1. HABERLER

  2. SEKTÖRDEN

  3. "Türk Denizciliğine Bakış"paneli yapıldı
"Türk Denizciliğine Bakış"paneli yapıldı

"Türk Denizciliğine Bakış"paneli yapıldı

Denizcilik sektörünün aktörleri, “Türk Denizciliğine Bakış”ta buluştu. Toplantıda deniz turizminin artması, deniz turizmi teşvikleri, fuarlar ve sektöre etkileri, istihdam ve deniz turizmine dair yatırımlar ile ilgili konulara dikkat çekildi.

A+A-

Denizcilik sektörünün tüm önemli aktörleri, “Türk Denizciliğine Bakış”ta buluştu. Toplantıda deniz turizminin artması, deniz turizmi teşvikleri, fuarlar ve sektöre etkileri, amatör denizciliğin geliştirilmesi, istihdam ve deniz turizmine dair yatırımlar ile ilgili konulara dikkat çekildi.

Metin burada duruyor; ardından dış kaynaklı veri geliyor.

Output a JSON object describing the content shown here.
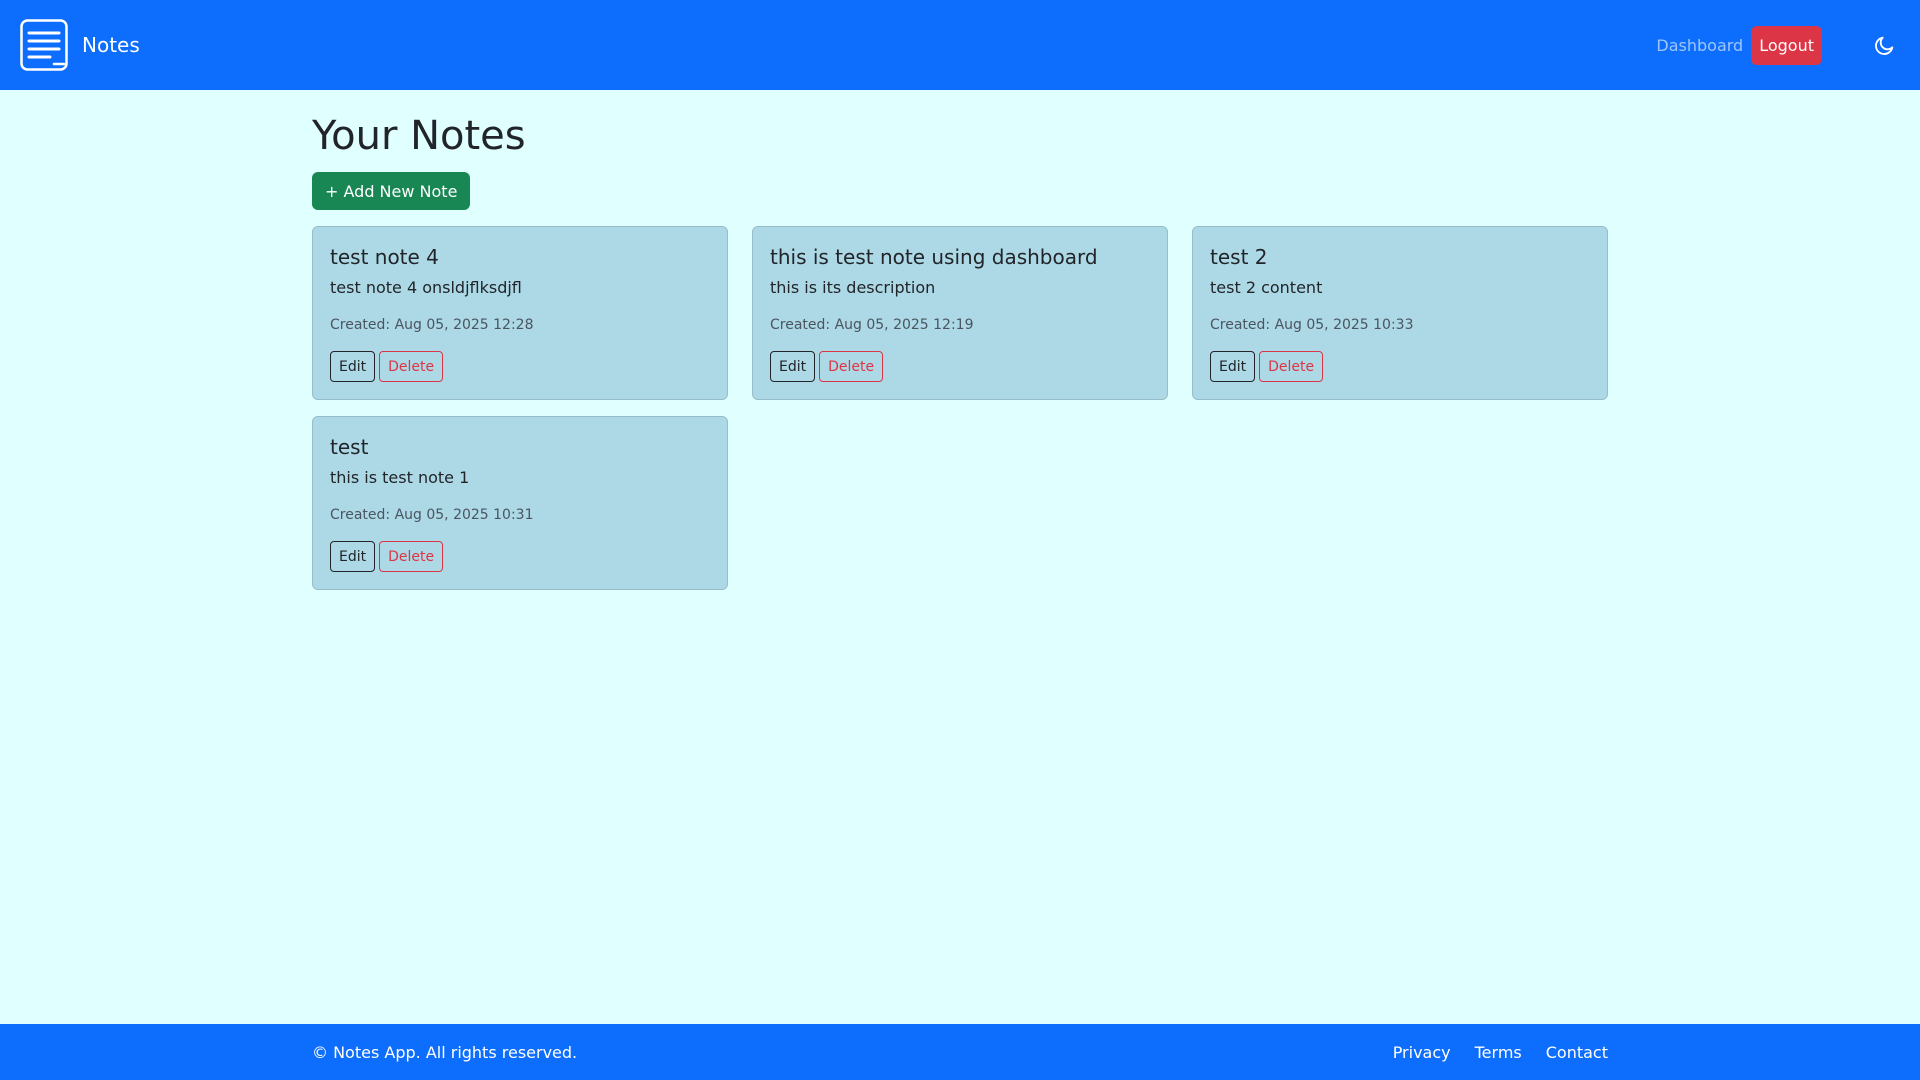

Türk Denizcilik Sektörü, Ulaştırma ve Altyapı Bakanı Mehmet Cahit Turhan başta olmak üzere, sektörün önemli temsilcilerinin katılımıyla, "Türk Denizciliğine Bakış" toplantısında tartışıldı.

Noyan Doğan’ın moderatörlüğünü yaptığı Tuzla Viaport Marina’da yapılan panelde  emniyetli taşımacılığın gelişimi, deniz turizminin artması, deniz turizmi teşvikleri, fuarlar ve sektöre etkileri, amatör denizciliğin geliştirilmesi, istihdam ve deniz turizmine dair yatırımlar ile ilgili konulara dikkat çekildi.

Tuzla Via Port Marinadaki fuar alanında gerçekleşen toplantıya Ulaştırma ve Altyapı Bakanı Cahit Turhan’ın yanı sıra Ulaştırma ve Altyapı Bakan Yardımcısı Selim Dursun, İMEAK Deniz Ticaret Odası Yönetim Kurulu Başkanı Tamer Kıran, Türk P&I Genel Müdürü Ufuk Teker, KOSDER Yönetim Kurulu Başkanı Hüseyin Kocabaş, GİSBİR Yönetim Kurulu Başkanı Murat Kıran, STK ve sektör temsilcileri ile birçok davetli katıldı.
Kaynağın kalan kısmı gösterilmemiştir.